Sarah Moon déteste les affirmations car, pour elle, « la vérité est tellement mobile ». Elle a déclaré le réel nul et non avenu. A la question « Qu’est ce que la nostalgie ? », elle répond : « C’est le rêve de quelques chose qui n’a pas existé. C’est le rêve d’un rêve ». C’est bien à une sorte de rêve qu’elle nous convoque, à des représentations oniriques de l’enfance, de la féminité, d’animaux, de paysages délabrés, de fêtes foraines, qu’elle met en scène pour nous. Car le support de son travail depuis ses débuts, inaugurés par la photo de mode, c’est la fiction. Elle a besoin de se détacher de la réalité pour mieux l’approcher.
Elle dit travailler avec le hasard, que ses photos sont des accidents. C’est le hasard qui l’avait conduite sur le chemin du mannequinat, son premier métier. Elle a d’abord pris pour modèles ses collègues. On les retrouve au fil de l’exposition : Audrey, Theresa, Eva, Kasia, Val… Qu’elles posent pour la Sarah Moon qui remplit une commande par Yohji Yamamoto, Issey Miyake, Comme des Garçons, Vogue, Chanel ou Dior ou pour la Sarah Moon qui se livre, à un travail personnel, les visages ou les corps des « filles » ont un grain tellement spécifique sous l’objectif de l’artiste. C’est à partir de 1985, date à laquelle son assistant Mike Yavel meurt et où la directrice artistique de Cacharel, Corinne Sarrut, quitte la société, que Sarah Moon oriente son regard au-delà de la mode.
« Sarah Moon est à la fois une photographe de mode et de l’indémodable, la photographe d’un temps révolu et la photographe d’un avenir inquiétant », résume magnifiquement Dominique Edde dans le beau catalogue de l’exposition.
Les accidents, elle aime les provoquer dans le traitement de ses photos. Avec son fidèle tireur, Patrick Toussaint, qui travaille avec elle depuis toujours, ils ont mis au point un processus de développement de l’image qui amplifie la relation au temps, le brouillage du passé et du présent. La pellicule (pellicula en italien veut dire petite peau) est périssable, dit l’artiste. Elle explique qu’en ne la fixant pas tout de suite, on voit ses déchirures, ses taches.

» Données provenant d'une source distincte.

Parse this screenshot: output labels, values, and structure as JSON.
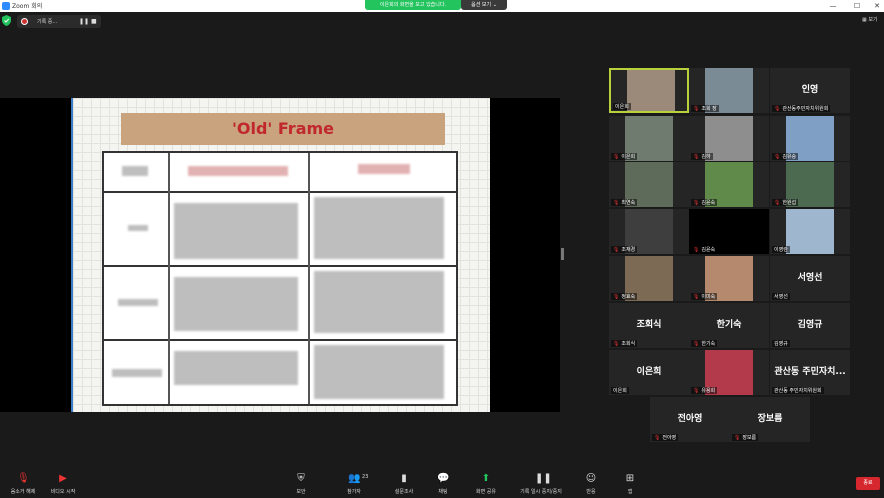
{
  "window": {
    "title": "Zoom 회의",
    "minimize": "—",
    "maximize": "☐",
    "close": "✕"
  },
  "share_banner": "이은희의 화면을 보고 있습니다.",
  "view_options": "옵션 보기 ⌄",
  "recording": {
    "label": "기록 중..."
  },
  "view_button": "보기",
  "slide": {
    "title": "'Old' Frame"
  },
  "participants": [
    {
      "name": "이은희",
      "display": "",
      "muted": false,
      "photo": "#9b8a7a",
      "active": true
    },
    {
      "name": "조희 장",
      "display": "",
      "muted": true,
      "photo": "#7a8b95"
    },
    {
      "name": "관산동주민자치위원회",
      "display": "인영",
      "muted": true,
      "photo": ""
    },
    {
      "name": "이은희",
      "display": "",
      "muted": true,
      "photo": "#6f7b6e"
    },
    {
      "name": "김하",
      "display": "",
      "muted": true,
      "photo": "#8e8e8e"
    },
    {
      "name": "김유승",
      "display": "",
      "muted": true,
      "photo": "#7fa0c4"
    },
    {
      "name": "최연숙",
      "display": "",
      "muted": true,
      "photo": "#5e6a5a"
    },
    {
      "name": "김윤숙",
      "display": "",
      "muted": true,
      "photo": "#5f8a4a"
    },
    {
      "name": "한원섭",
      "display": "",
      "muted": true,
      "photo": "#4c6a4f"
    },
    {
      "name": "조재경",
      "display": "",
      "muted": true,
      "photo": "#3e3e3e"
    },
    {
      "name": "김윤숙",
      "display": "",
      "muted": true,
      "photo": "#000000"
    },
    {
      "name": "이영란",
      "display": "",
      "muted": false,
      "photo": "#9fb6cf"
    },
    {
      "name": "정효숙",
      "display": "",
      "muted": true,
      "photo": "#7d6a55"
    },
    {
      "name": "이미숙",
      "display": "",
      "muted": true,
      "photo": "#b5896d"
    },
    {
      "name": "서영선",
      "display": "서영선",
      "muted": false,
      "photo": ""
    },
    {
      "name": "조회식",
      "display": "조회식",
      "muted": true,
      "photo": ""
    },
    {
      "name": "한기숙",
      "display": "한기숙",
      "muted": true,
      "photo": ""
    },
    {
      "name": "김영규",
      "display": "김영규",
      "muted": false,
      "photo": ""
    },
    {
      "name": "이은희",
      "display": "이은희",
      "muted": false,
      "photo": ""
    },
    {
      "name": "유용희",
      "display": "",
      "muted": true,
      "photo": "#b23a4a"
    },
    {
      "name": "관산동 주민자치위원회",
      "display": "관산동 주민자치...",
      "muted": false,
      "photo": ""
    },
    {
      "name": "전아영",
      "display": "전아영",
      "muted": true,
      "photo": ""
    },
    {
      "name": "장보름",
      "display": "장보름",
      "muted": true,
      "photo": ""
    }
  ],
  "toolbar": {
    "mute": "음소거 해제",
    "video": "비디오 시작",
    "security": "보안",
    "participants": "참가자",
    "participants_count": "23",
    "polls": "설문조사",
    "chat": "채팅",
    "share": "화면 공유",
    "record": "기록 일시 중지/중지",
    "reactions": "반응",
    "apps": "앱",
    "end": "종료"
  },
  "colors": {
    "accent": "#2d8cff",
    "share_green": "#23c35e",
    "end_red": "#d6272e",
    "active_speaker": "#b7d23a"
  }
}
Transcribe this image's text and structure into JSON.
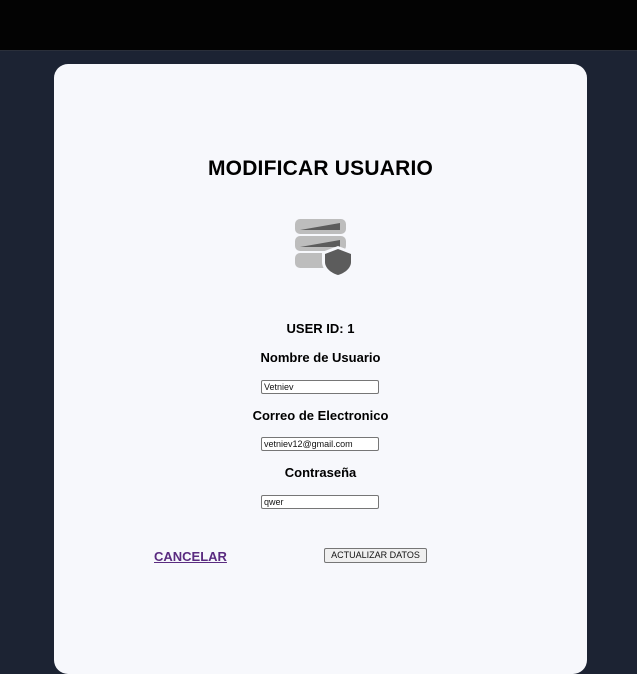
{
  "page": {
    "title": "MODIFICAR USUARIO",
    "icon": "database-shield-icon",
    "colors": {
      "background": "#1c2333",
      "topbar": "#030303",
      "card": "#f7f8fc",
      "link": "#5a2b80"
    }
  },
  "form": {
    "user_id_label": "USER ID: 1",
    "username": {
      "label": "Nombre de Usuario",
      "value": "Vetniev"
    },
    "email": {
      "label": "Correo de Electronico",
      "value": "vetniev12@gmail.com"
    },
    "password": {
      "label": "Contraseña",
      "value": "qwer"
    }
  },
  "actions": {
    "cancel_label": "CANCELAR",
    "update_label": "ACTUALIZAR DATOS"
  }
}
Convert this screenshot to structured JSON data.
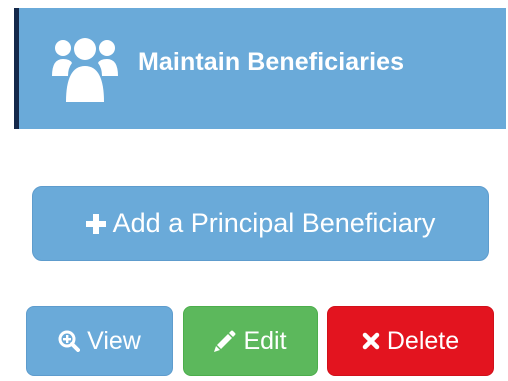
{
  "header": {
    "title": "Maintain Beneficiaries",
    "icon": "users-group-icon"
  },
  "actions": {
    "add_label": "Add a Principal Beneficiary",
    "add_icon": "plus-icon",
    "view_label": "View",
    "view_icon": "zoom-in-icon",
    "edit_label": "Edit",
    "edit_icon": "pencil-icon",
    "delete_label": "Delete",
    "delete_icon": "times-icon"
  },
  "colors": {
    "header_bg": "#6aaad9",
    "header_accent": "#14284a",
    "primary": "#6aaad9",
    "success": "#5cb85c",
    "danger": "#e3141f",
    "text": "#ffffff"
  }
}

Sarah Moon n’aime pas les images lisses. Elle « déréalise » comme elle l’explique dans un documentaire datant de 1994 : « Je ne témoigne de rien – j’invente une histoire que je ne raconte pas, j’imagine une situation qui n’existe pas – je crée un lieu ou j’en efface un autre, je déplace la lumière – je déréalise et puis j’essaie. Je guette ce que je n’ai pas prévu, j’attends de reconnaître ce que j’ai oublié – je défais ce que je construis – j’espère le hasard et je souhaite plus que tout être touchée en même temps que je vise.»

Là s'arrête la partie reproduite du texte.